A New York Times article on Google Flu Trends reports that Google’s methodology “has been validated by an unrelated study” based on Yahoo! search data whose lead author is Philip Polgreen, an infectious disease doctor at the University of Iowa.
I was glad to learn about the Polgreen study, first, of course, because Polgreen and colleagues are right here at the University of Iowa! — But beyond that, it was good to find in the full article by the Polgreen team that they give more details about the flu-related search terms they used than the Google Flu Trends team does, making it easier to break down the complicating factors in flu searching. Specifically, they report that they excluded the following terms:
bird, avian, pandemic
vaccine, vaccination, shot
As discussed in accompanying articles (see below), flu is a particularly complicated disease for correlating disease occurrence and web search behavior, because of the existence of bird flu, and because there is a vaccine for flu — exactly the factors that have been excluded by Polgreen et al.
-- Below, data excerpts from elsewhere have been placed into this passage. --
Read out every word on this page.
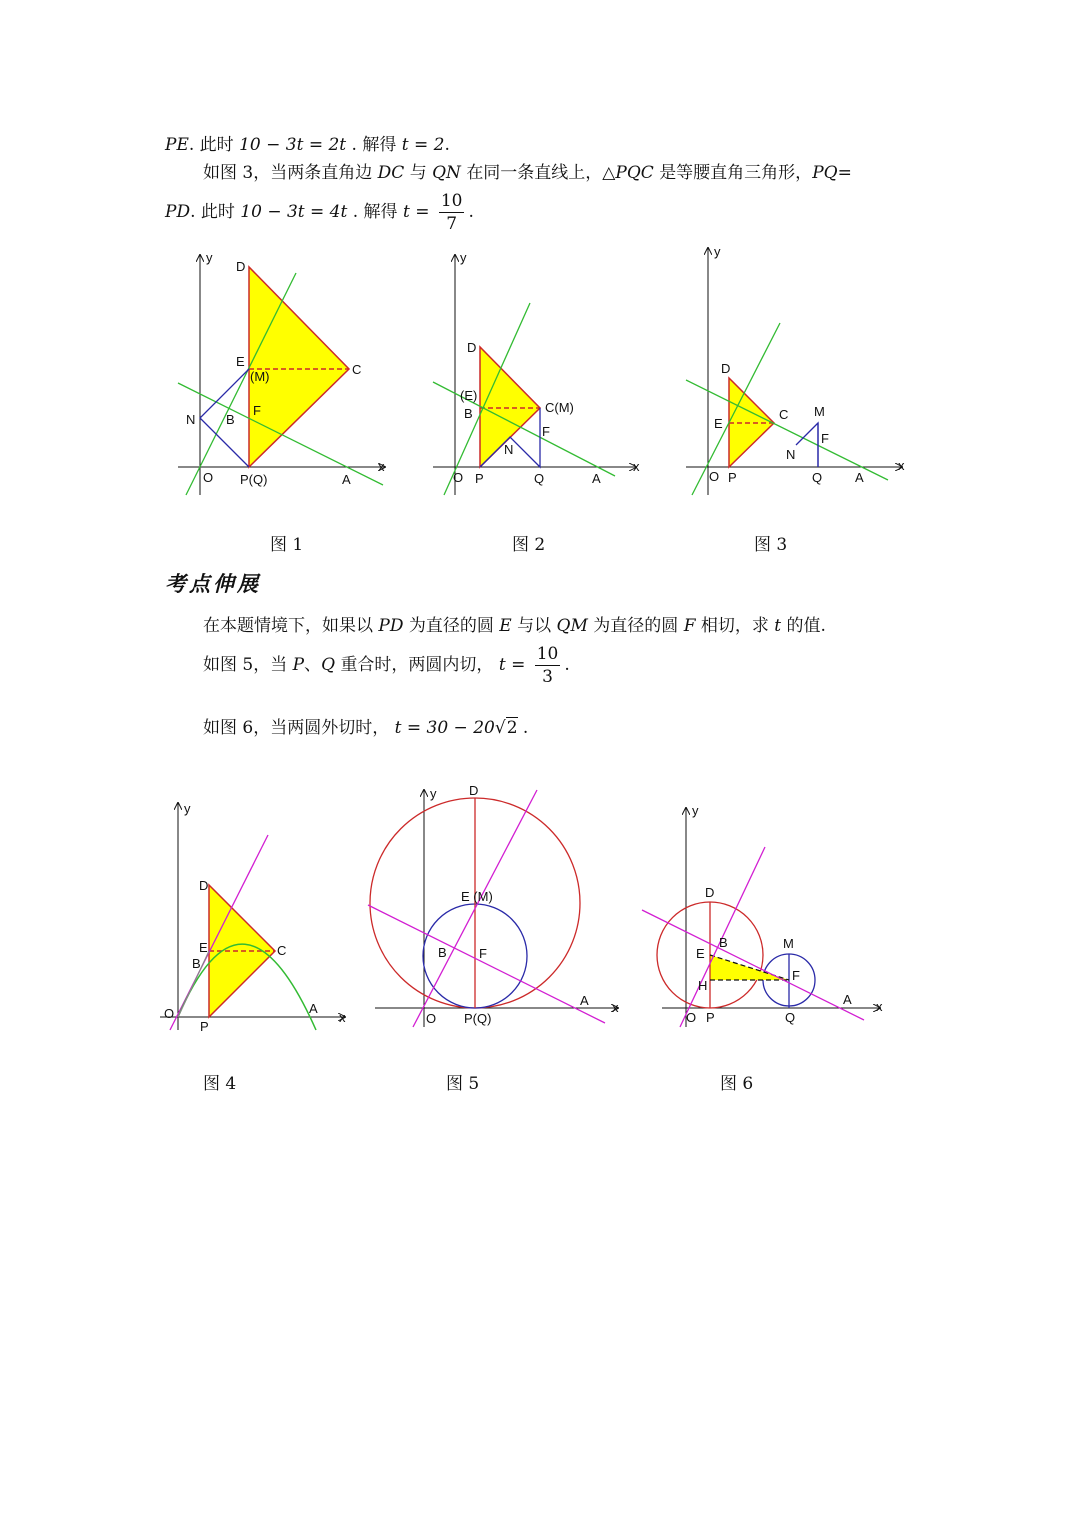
PE. 此时 10 − 3t = 2t . 解得 t = 2.
如图 3，当两条直角边 DC 与 QN 在同一条直线上，△PQC 是等腰直角三角形，PQ=
PD. 此时 10 − 3t = 4t . 解得 $t = \frac{10}{7}$ .
D
E
(M)	C
N B
F
O P(Q)	A
x
y
D
(E)
B	C(M)
F
N
O P	Q	A
x
y
D
E
C M
F
N
O P	Q	A
x
y
图 1	图 2	图 3
考点伸展
在本题情境下，如果以 PD 为直径的圆 E 与以 QM 为直径的圆 F 相切，求 t 的值.
如图 5，当 P、Q 重合时，两圆内切， $t = \frac{10}{3}$ .
如图 6，当两圆外切时， t = 30 − 20√2 .
D
E
B
C
O
P
A
x
y
D
E (M)
B F
O P(Q)
A x
y
D
B
E
H
M
F
O P	Q
A x
y
图 4	图 5	图 6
It seems likely that the Google Flu Trends team is using a similar method.
Incidentally, more on the Iowa connection — Philip Polgreen has been involved for several years with the Iowa Health Prediction Market, a spin-off of the Iowa Electronic Markets, a real-money prediction market/futures market that’s used to make predictions in political elections.
** This is one of a group of three articles on Google Flu Trends:
- Google Flu Trends: Kudos & Complications
- Google Flu Trends: Flu Symptoms vs Flu Shot
- Google Flu Trends: The Iowa Connection (this article)
Together, these articles suggest that, although it’s difficult to know with assurance because Google has not revealed the search terms that they use for GFT, it seems likely that they’ve done a good job in working around the complications of flu-related search patterns.